New Jersey Policy Perspective recommended the Garden State adopt consensus forecasting, a practice that aims to increase forecast accuracy that is already in use in 28 other states.
“The State budget reflects the priorities of government towards improving the lives of residents and strengthening communities,” said Assemblyman Gary Schaer (D-Passaic). “As a State, we have made significant strides in our budget-making process, but more needs to be done to ensure transparency and consistency in funding vital programs.”
New Jersey governors and legislators butt heads over revenue projections on an annual basis, even when a single party holds complete control over Trenton.
That happened in September, when OLS revenue projections came in nearly $1.4 billion higher than those provided by the Treasury. The mismatch complicated an already fraught process to fund the state government during the pandemic.
New Jersey Policy Perspective suggested a series of other reforms to enhance annual budget negotiations, including the adoption of multi-year spending and revenue projections. They argue the practice would provide lawmakers with a clearer picture of the state’s finances.
“Without the full fiscal picture, budget policy proposals can become fodder for debate based on political potshots rather than credible, impartial information,” the group said in a report released Thursday.
Twenty-two states project revenues for at least three years when budgeting, and 19 states forecast expenses for future years. Five of them release multi-year projections.

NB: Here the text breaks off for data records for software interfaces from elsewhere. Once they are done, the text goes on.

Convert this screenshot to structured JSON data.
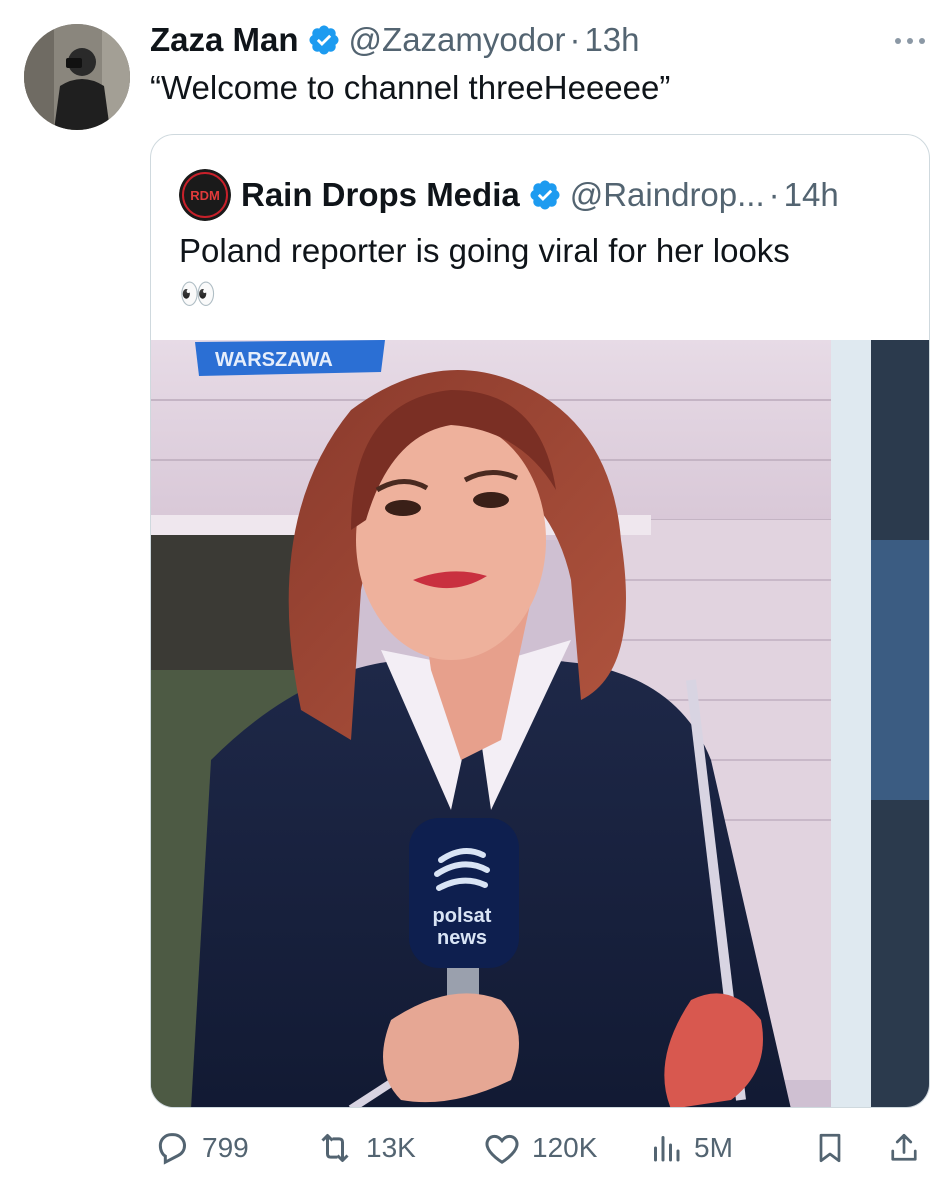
{
  "post": {
    "author_name": "Zaza Man",
    "author_handle": "@Zazamyodor",
    "separator": "·",
    "time": "13h",
    "text": "“Welcome to channel threeHeeeee”"
  },
  "quoted": {
    "author_name": "Rain Drops Media",
    "author_handle": "@Raindrop...",
    "separator": "·",
    "time": "14h",
    "avatar_text": "RDM",
    "text_line1": "Poland  reporter is going viral for her looks",
    "text_line2": "👀",
    "media": {
      "location_tag": "WARSZAWA",
      "mic_brand_line1": "polsat",
      "mic_brand_line2": "news"
    }
  },
  "actions": {
    "replies": "799",
    "reposts": "13K",
    "likes": "120K",
    "views": "5M"
  },
  "colors": {
    "text": "#0f1419",
    "secondary": "#536471",
    "verified": "#1d9bf0",
    "border": "#cfd9de"
  }
}
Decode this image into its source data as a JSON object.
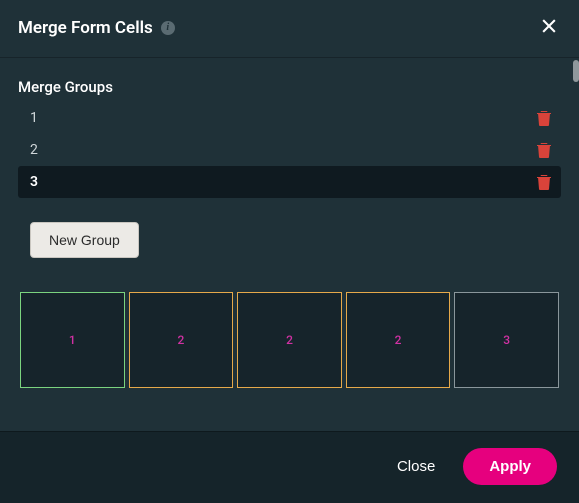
{
  "header": {
    "title": "Merge Form Cells",
    "info_label": "i"
  },
  "section_label": "Merge Groups",
  "groups": [
    {
      "id": "1",
      "selected": false
    },
    {
      "id": "2",
      "selected": false
    },
    {
      "id": "3",
      "selected": true
    }
  ],
  "new_group_label": "New Group",
  "cells": [
    {
      "group": 1,
      "label": "1"
    },
    {
      "group": 2,
      "label": "2"
    },
    {
      "group": 2,
      "label": "2"
    },
    {
      "group": 2,
      "label": "2"
    },
    {
      "group": 3,
      "label": "3"
    }
  ],
  "footer": {
    "close": "Close",
    "apply": "Apply"
  },
  "colors": {
    "accent": "#e6007e",
    "group1": "#7bd47f",
    "group2": "#e6a94a",
    "group3": "#8a969b",
    "trash": "#d9433a"
  }
}
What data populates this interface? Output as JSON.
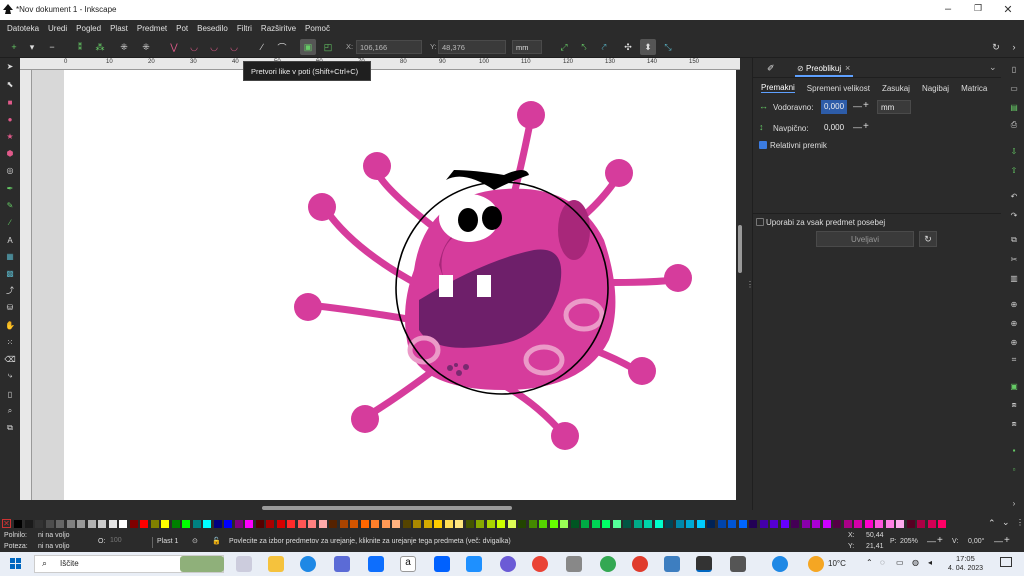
{
  "window": {
    "title": "*Nov dokument 1 - Inkscape",
    "minimize": "–",
    "maximize": "❐",
    "close": "✕"
  },
  "menu": [
    "Datoteka",
    "Uredi",
    "Pogled",
    "Plast",
    "Predmet",
    "Pot",
    "Besedilo",
    "Filtri",
    "Razširitve",
    "Pomoč"
  ],
  "toolcontrols": {
    "x_label": "X:",
    "x_value": "106,166",
    "y_label": "Y:",
    "y_value": "48,376",
    "unit": "mm"
  },
  "tooltip": "Pretvori like v poti (Shift+Ctrl+C)",
  "ruler_labels": [
    "0",
    "10",
    "20",
    "30",
    "40",
    "50",
    "60",
    "70",
    "80",
    "90",
    "100",
    "110",
    "120",
    "130",
    "140",
    "150"
  ],
  "dock": {
    "tab_label": "Preoblikuj",
    "tab_close": "×",
    "subtabs": [
      "Premakni",
      "Spremeni velikost",
      "Zasukaj",
      "Nagibaj",
      "Matrica"
    ],
    "horizontal_label": "Vodoravno:",
    "horizontal_value": "0,000",
    "vertical_label": "Navpično:",
    "vertical_value": "0,000",
    "unit": "mm",
    "relative_label": "Relativni premik",
    "relative_checked": true,
    "separate_label": "Uporabi za vsak predmet posebej",
    "separate_checked": false,
    "apply_label": "Uveljavi",
    "minus": "—",
    "plus": "+"
  },
  "palette": [
    "#000000",
    "#1a1a1a",
    "#333333",
    "#4d4d4d",
    "#666666",
    "#808080",
    "#999999",
    "#b3b3b3",
    "#cccccc",
    "#e6e6e6",
    "#ffffff",
    "#800000",
    "#ff0000",
    "#808000",
    "#ffff00",
    "#008000",
    "#00ff00",
    "#008080",
    "#00ffff",
    "#000080",
    "#0000ff",
    "#800080",
    "#ff00ff",
    "#550000",
    "#aa0000",
    "#d40000",
    "#ff2a2a",
    "#ff5555",
    "#ff8080",
    "#ffaaaa",
    "#552200",
    "#aa4400",
    "#d45500",
    "#ff6600",
    "#ff7f2a",
    "#ff9955",
    "#ffb380",
    "#554400",
    "#aa8800",
    "#d4aa00",
    "#ffcc00",
    "#ffdd55",
    "#ffe680",
    "#445500",
    "#88aa00",
    "#aad400",
    "#ccff00",
    "#ddff55",
    "#224400",
    "#448800",
    "#55d400",
    "#66ff00",
    "#99ff55",
    "#005522",
    "#00aa44",
    "#00d455",
    "#00ff66",
    "#55ff99",
    "#005544",
    "#00aa88",
    "#00d4aa",
    "#00ffcc",
    "#004455",
    "#0088aa",
    "#00aad4",
    "#00ccff",
    "#002255",
    "#0044aa",
    "#0055d4",
    "#0066ff",
    "#220055",
    "#4400aa",
    "#5500d4",
    "#6600ff",
    "#440055",
    "#8800aa",
    "#aa00d4",
    "#cc00ff",
    "#550044",
    "#aa0088",
    "#d400aa",
    "#ff00cc",
    "#ff55dd",
    "#ff80e5",
    "#ffaaee",
    "#550022",
    "#aa0044",
    "#d40055",
    "#ff0066"
  ],
  "status": {
    "fill_label": "Polnilo:",
    "fill_value": "ni na voljo",
    "stroke_label": "Poteza:",
    "stroke_value": "ni na voljo",
    "opacity_label": "O:",
    "opacity_value": "100",
    "layer": "Plast 1",
    "message": "Povlecite za izbor predmetov za urejanje, kliknite za urejanje tega predmeta (več: dvigalka)",
    "x_label": "X:",
    "x_value": "50,44",
    "y_label": "Y:",
    "y_value": "21,41",
    "zoom_label": "P:",
    "zoom_value": "205%",
    "rotation_label": "V:",
    "rotation_value": "0,00°"
  },
  "taskbar": {
    "search": "Iščite",
    "weather": "10°C",
    "time": "17:05",
    "date": "4. 04. 2023"
  },
  "colors": {
    "virus_body": "#d63c9c",
    "virus_dark": "#a8277a",
    "mouth": "#6e1f6a",
    "spot": "#eb9ac8"
  }
}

“If New Jersey enacted both current service budgeting and multi-year revenue forecasting, its politicized budget debate could be a thing of the past,” the report said. “High-quality, long-term revenue and expenditure forecasting would shine a light on the underlying structural imbalance between revenue and spending that has chronically held back New Jersey’s economy.”
The report also recommended New Jersey devote more attention to its rainy day fund, an undesignated surplus fund filled when revenue collections exceed estimates.
Lawmakers have often ignored the fund, which remained empty for more than a decade before seeing investments in the 2019 fiscal year. The pandemic has drained that fund.
The group also urged the state implement stress tests into its budgeting process, a practice they say would allow New Jersey to develop response plans to massive revenue shortfalls, as was anticipated in the early months of the pandemic.
“Proven budgeting best practices can help the Governor and Legislature face that challenge thoughtfully without resorting to last-minute political finger-pointing and harmful cuts to critical public services,” said NJPP Senior Policy Analyst Sheila Reynertson, the report’s author. “These proven tools make room for meaningful analysis and debate about the most consequential legislation of the year by incorporating a long lens into the budget-making process.”